The West Nile virus is a mosquito-borne illness that can produce no symptoms, flu-like symptoms or severe symptoms that lead to death, depending on the infected person's immune strength.
It was discovered in the West Nile region in Uganda in 1937, but did not appear in the United States until 1999, when it surfaced in New York.
Ms. Patterson said it can be contracted by humans, horses or other mammals from an infected mosquito only, not by contact with another infected human or animal. There are no confirmed human cases in Kentucky, the Cabinet for Health Services stated Monday.
There also are no confirmed human cases in Ohio, its Department of Health Web site indicates.
Most people with the virus don't get sick, Ms. Patterson said. Mild symptoms include a rash and swollen glands.
But elderly people and those with weakened immune systems could suffer more severe symptoms, such as sudden headache, stiff neck, high fever and disorientation.
Dr. Billings said that could result in a coma if untreated.
Seek medical attention, Dr. Billings said. It's going to take a lab test to determine what illness you have; it could be a number of things.
Ms. Patterson said her agency would send any birds it received to the state health department. The University of Kentucky Livestock Disease Diagnostic Laboratory conducts the tests.
The grackle found in Union is one of 19 infected birds found in eight Kentucky counties Boone, Clark, Daviess, Fayette, Hardin, Jefferson, Oldham and Wodford since the virus appeared in a horse in Bourbon County on Aug 31. The horse has recovered.
Mr. Ingram said the crow found in Colerain Township is the first to be discovered in Southwest Ohio. Until now, the only infected bird the Ohio Department of Health listed was a single blue jay in Lake County.

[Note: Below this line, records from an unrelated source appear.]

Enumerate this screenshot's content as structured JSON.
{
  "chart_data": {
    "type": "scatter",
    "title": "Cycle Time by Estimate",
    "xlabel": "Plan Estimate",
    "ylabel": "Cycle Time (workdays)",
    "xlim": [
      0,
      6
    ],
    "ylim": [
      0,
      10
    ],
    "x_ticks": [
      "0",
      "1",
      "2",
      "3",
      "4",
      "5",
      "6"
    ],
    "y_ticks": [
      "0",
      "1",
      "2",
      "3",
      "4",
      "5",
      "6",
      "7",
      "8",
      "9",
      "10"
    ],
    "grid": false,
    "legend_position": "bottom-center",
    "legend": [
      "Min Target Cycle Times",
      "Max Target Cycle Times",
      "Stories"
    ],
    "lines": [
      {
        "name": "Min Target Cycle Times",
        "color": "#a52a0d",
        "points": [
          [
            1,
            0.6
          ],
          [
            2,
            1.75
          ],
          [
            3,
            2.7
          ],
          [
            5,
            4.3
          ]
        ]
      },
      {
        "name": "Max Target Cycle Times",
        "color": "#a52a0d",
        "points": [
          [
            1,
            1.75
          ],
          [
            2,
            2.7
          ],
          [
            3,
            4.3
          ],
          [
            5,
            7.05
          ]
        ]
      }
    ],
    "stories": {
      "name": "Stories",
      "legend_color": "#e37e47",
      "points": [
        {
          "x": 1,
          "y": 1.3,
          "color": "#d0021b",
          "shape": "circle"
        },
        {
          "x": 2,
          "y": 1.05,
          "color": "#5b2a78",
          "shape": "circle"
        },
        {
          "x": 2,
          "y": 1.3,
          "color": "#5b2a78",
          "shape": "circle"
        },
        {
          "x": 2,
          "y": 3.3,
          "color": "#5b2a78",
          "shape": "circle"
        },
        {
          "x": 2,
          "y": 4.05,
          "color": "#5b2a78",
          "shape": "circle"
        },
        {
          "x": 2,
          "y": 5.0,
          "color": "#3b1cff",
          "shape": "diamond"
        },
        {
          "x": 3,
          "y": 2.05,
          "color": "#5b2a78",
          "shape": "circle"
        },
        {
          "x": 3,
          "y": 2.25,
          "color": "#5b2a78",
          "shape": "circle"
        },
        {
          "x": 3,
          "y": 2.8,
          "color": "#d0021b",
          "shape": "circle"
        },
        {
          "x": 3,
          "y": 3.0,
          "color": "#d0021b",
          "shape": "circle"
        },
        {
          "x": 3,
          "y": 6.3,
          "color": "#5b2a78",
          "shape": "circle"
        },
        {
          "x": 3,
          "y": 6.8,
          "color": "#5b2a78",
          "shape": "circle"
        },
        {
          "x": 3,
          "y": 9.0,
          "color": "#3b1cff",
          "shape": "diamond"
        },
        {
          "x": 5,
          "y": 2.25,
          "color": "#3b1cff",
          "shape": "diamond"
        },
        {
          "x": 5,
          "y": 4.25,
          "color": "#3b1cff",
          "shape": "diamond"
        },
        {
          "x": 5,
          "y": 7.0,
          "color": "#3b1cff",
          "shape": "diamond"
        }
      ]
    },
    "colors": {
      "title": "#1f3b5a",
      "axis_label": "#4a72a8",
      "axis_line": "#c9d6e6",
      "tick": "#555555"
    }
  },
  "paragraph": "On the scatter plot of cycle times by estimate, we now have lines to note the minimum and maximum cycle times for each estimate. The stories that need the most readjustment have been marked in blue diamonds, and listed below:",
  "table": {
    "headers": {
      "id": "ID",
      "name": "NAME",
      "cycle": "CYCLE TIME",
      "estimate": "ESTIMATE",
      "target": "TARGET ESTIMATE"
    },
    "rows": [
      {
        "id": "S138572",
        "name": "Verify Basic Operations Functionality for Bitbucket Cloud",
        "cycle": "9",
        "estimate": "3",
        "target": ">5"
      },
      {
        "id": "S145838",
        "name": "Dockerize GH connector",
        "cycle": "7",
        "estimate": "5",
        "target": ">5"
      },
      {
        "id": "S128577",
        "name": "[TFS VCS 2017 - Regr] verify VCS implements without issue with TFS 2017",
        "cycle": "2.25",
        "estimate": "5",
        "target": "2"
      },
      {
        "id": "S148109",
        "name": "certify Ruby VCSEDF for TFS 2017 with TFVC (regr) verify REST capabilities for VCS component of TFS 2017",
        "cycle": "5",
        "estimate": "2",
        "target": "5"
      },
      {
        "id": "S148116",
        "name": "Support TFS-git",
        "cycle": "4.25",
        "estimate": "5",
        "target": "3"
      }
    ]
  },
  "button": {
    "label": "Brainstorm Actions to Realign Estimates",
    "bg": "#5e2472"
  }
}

According to the Indiana State Department of Health, 20 birds have tested positive for the virus in Lake and Marion counties since Sept. 12. No human cases have been confirmed there.
Mr. Ingram said the Southwest Area Regional Mosquito Task Force, a group of health officials on both sides of the Ohio River, has been meeting monthly since May to track and prevent mosquito infestation.
In addition, two types of traps have been placed in Hamilton, Boone and Campbell counties.
Ms. Patterson said female mosquitoes are enticed into laying eggs by either a fermented mixture of water and grass clippings or a light, and then the eggs are vacuumed away.
Dr. Billings said more than 100 horses in Florida have contracted the virus and that the virus has moved as far west as Iowa.
Mr. Ingram said one reason autumn is his favorite season is for what it does to mosquitoes.
When you get below 50 degrees, mosquitoes don't like it, Mr. Ingram said. They're basically inactive.
Temperatures in the Tristate have been uncharacteristically low in the past two days, with overnight lows recorded below 40 degrees Wednesday morning, thus reducing the risk of West Nile Virus infection.